Harga Emas Antam Melemah Tiga Hari Beruntun, Kini Rp2.878.000 per Gram

Gejolak Timur Tengah Dongkrak Harga Emas Antam, Tembus Rp 3,1 Juta per Gram
Ilustrasi emas antam (Dok : Int).

KabarIndonesia.id — Tren koreksi harga emas berlanjut. Memasuki hari ketiga penurunan berturut-turut, harga emas batangan produksi PT Aneka Tambang Tbk (Antam) kembali ditekankan pada Rabu (18/2/2026).

Berdasarkan laman Logam Mulia, harga emas Antam turun Rp40.000 menjadi Rp2.878.000 per gram. Sehari sebelumnya, Selasa (17/2/2026), harga sudah lebih dulu turun Rp22.000 ke posisi Rp2.918.000 per gram.

Bahkan pada Senin (16/2/2026), emas Antam juga terkoreksi Rp14.000 menjadi Rp2.940.000 per gram.

Meski tengah terkoreksi, sepanjang tahun 2026 harga emas Antam masih mencatat kenaikan sekitar 17%.
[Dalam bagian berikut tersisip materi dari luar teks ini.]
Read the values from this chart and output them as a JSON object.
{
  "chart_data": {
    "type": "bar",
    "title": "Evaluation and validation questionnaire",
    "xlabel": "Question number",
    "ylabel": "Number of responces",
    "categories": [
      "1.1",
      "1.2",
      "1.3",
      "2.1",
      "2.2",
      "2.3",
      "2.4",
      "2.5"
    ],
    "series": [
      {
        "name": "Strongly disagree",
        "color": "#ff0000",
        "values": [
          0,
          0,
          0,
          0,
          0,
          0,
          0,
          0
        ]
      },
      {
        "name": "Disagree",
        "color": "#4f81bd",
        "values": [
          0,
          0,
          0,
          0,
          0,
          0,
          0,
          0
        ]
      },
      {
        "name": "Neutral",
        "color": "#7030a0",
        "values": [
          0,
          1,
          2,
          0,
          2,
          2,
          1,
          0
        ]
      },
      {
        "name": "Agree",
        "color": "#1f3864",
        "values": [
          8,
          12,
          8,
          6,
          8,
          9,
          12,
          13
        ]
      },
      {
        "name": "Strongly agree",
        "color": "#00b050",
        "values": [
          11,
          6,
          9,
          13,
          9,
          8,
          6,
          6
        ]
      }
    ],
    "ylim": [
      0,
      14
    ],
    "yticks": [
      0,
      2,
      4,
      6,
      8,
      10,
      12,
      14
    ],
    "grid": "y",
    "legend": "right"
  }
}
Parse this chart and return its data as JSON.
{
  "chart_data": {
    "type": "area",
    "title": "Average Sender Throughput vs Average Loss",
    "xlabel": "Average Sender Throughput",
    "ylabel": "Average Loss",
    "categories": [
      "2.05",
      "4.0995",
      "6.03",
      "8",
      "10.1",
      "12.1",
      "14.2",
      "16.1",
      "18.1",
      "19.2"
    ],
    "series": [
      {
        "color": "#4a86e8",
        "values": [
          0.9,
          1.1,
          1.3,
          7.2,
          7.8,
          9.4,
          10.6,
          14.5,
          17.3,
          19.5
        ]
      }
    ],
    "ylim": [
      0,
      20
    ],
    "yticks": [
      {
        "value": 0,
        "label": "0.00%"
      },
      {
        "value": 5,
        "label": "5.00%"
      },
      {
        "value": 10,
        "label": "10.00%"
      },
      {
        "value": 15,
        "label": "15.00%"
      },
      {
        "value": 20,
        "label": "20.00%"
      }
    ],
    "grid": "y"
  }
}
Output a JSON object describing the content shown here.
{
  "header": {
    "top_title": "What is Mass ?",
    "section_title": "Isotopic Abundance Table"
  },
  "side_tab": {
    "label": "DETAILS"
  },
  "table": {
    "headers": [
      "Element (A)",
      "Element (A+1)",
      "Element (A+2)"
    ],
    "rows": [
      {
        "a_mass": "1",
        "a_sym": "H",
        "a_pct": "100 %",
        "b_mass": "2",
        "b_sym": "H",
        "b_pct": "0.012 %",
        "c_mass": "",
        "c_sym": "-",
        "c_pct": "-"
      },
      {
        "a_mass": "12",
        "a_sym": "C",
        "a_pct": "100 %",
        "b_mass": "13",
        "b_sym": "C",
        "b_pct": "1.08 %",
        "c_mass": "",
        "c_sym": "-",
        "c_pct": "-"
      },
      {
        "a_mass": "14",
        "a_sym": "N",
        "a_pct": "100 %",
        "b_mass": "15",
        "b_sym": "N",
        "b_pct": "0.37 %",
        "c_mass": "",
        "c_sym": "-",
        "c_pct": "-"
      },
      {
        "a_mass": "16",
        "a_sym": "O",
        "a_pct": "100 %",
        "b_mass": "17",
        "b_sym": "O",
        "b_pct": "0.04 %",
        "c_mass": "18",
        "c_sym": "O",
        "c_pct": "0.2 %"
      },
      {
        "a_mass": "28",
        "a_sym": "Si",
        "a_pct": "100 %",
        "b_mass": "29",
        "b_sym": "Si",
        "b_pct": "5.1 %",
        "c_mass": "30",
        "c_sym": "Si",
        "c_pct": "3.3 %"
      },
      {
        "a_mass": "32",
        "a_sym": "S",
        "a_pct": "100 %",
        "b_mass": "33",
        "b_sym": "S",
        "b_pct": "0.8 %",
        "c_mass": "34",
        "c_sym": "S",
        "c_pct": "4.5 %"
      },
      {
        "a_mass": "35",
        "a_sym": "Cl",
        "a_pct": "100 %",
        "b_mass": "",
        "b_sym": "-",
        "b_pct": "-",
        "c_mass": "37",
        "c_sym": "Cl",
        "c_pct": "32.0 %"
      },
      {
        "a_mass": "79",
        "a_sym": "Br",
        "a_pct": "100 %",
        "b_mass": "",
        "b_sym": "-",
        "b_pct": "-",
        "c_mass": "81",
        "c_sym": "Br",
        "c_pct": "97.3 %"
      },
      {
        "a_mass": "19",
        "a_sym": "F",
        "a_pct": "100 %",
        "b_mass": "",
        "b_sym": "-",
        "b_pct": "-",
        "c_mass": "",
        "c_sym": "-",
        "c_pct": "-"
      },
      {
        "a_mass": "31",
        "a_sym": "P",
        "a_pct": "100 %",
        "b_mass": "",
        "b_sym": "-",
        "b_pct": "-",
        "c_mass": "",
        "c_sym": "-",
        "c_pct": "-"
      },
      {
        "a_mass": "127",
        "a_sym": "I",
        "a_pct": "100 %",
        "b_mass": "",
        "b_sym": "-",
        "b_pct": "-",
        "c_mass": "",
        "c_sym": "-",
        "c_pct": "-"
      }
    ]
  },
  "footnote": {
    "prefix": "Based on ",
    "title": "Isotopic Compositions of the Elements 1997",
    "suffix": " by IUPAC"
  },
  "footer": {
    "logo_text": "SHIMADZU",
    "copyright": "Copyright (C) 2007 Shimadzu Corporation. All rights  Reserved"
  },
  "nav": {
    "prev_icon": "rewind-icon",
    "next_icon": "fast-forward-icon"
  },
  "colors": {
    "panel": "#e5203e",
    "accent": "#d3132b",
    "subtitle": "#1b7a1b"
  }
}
Pada 1 Januari 2026, harga emas tercatat Rp2.488.000 per gram. Sementara rekor tertinggi sepanjang masa (all time high/ATH) terjadi pada 29 Januari 2026 di level Rp3.168.000 per gram.

Harga Buyback Ikut Turun

Tak hanya harga jual, harga beli kembali (buyback) emas Antam juga melemah. Pada Rabu (18/2/2026), buyback turun Rp51.000 menjadi Rp2.655.000 per gram.

Transaksi penjualan emas kembali ke Antam dengan nilai di atas Rp10 juta dikenakan Pajak Penghasilan (PPh) 22 sebesar 1,5% bagi pemegang NPWP dan 3% bagi non-NPWP.

PPh 22 tersebut dipotong langsung dari total nilai pembelian kembali, sesuai Peraturan Menteri Keuangan (PMK) No 34/PMK.10/2017.

Sementara untuk pembelian emas batangan, dikenakan PPh 22 sebesar 0,45% bagi pemegang NPWP dan 0,9% bagi non-NPWP. Setiap transaksi pembelian disertai bukti potong PPh 22.

Rincian Harga Emas Antam (Belum Termasuk Pajak)

Berikut daftar harga emas batangan Antam per Rabu (18/2/2026):

  • 0,5 gram: Rp1.489.000
  • 1 gram: Rp2.878.000
  • 2 gram: Rp5.696.000
  • 3 gram: Rp8.519.000
  • 5 gram: Rp14.165.000
  • 10 gram: Rp28.275.000
  • 25 gram: Rp70.562.000
  • 50 gram: Rp141.045.000
  • 100 gram: Rp282.012.000
  • 250 gram: Rp704.765.000
  • 500 gram: Rp1.409.320.000
  • 1.000 gram: Rp2.818.600.000

Investor kini mencermati pergerakan harga berikutnya, apakah koreksi ini hanya jeda saat atau sinyal konsolidasi lebih dalam sempat mencetak rekor tertinggi di awal tahun.